Question

The equation of a wave is: y = 2sin(4x - 3t) What will be the equation of the reflected wave from a free surface?

Answer 1

y = -2sin(4x+3t)

Answer 2

For a wave on a string, the boundary condition at a free end is that the slope (∂y/∂x) vanishes at the free surface.
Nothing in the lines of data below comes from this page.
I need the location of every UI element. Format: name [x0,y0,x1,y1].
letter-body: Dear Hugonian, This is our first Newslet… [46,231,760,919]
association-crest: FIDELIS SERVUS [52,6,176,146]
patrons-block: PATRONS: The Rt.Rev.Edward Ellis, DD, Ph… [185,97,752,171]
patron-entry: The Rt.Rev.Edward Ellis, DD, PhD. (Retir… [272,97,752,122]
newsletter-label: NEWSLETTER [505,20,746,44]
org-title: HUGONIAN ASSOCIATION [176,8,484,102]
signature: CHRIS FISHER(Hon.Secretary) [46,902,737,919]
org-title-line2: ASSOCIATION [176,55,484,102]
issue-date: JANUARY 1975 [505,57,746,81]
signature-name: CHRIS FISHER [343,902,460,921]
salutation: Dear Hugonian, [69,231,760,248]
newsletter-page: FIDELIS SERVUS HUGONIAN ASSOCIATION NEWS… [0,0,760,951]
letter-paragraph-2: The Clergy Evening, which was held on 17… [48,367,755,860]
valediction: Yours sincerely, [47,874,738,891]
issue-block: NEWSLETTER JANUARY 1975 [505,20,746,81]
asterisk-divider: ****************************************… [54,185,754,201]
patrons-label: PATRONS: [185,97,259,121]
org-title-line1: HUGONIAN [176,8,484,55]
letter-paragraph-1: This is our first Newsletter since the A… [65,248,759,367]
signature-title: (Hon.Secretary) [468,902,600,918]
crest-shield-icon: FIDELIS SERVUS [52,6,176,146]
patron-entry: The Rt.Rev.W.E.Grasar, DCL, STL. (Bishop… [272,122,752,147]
With the incident wave

$$y_i = 2\sin(4x-3t)$$

assume the reflected wave has the form

$$y_r = 2\sin(4x+3t+\phi).$$

At a free end (say at $x=0$), the net transverse slope must be zero:

$$\left.\frac{\partial}{\partial x}(y_i+y_r)\right|_{x=0} = 0.$$

Differentiate:

$$\frac{\partial y_i}{\partial x} = 8\cos(4x-3t), \quad \frac{\partial y_r}{\partial x} = 8\cos(4x+3t+\phi).$$

At $x=0$:

$$8\cos(-3t) + 8\cos(3t+\phi) = 8\cos3t + 8\cos(3t+\phi) = 0.$$

Dividing by 8 and using the cosine sum identity:

$$\cos 3t + \cos(3t+\phi) = 2\cos\Big(3t+\frac{\phi}{2}\Big)\cos\frac{\phi}{2}=0.$$

For this to hold for all $t$, we require

$$\cos\frac{\phi}{2}=0 \quad\Longrightarrow\quad \frac{\phi}{2}=\frac{\pi}{2}+n\pi \quad \Longrightarrow \quad \phi=\pi+2n\pi.$$

Choosing the principal value $\phi=\pi$, we get

$$y_r = 2\sin(4x+3t+\pi) = -2\sin(4x+3t).$$

Thus, the reflected wave from a free surface is:

$$y = -2\sin(4x+3t).$$

Brief Explanation:

1. Assume reflected wave: $y_r= 2\sin(4x+3t+\phi)$.
2. Apply free-end condition $\frac{\partial}{\partial x}(y_i+y_r)=0$ at $x=0$ to find $\phi=\pi$.
3. Hence, $y_r= -2\sin(4x+3t)$.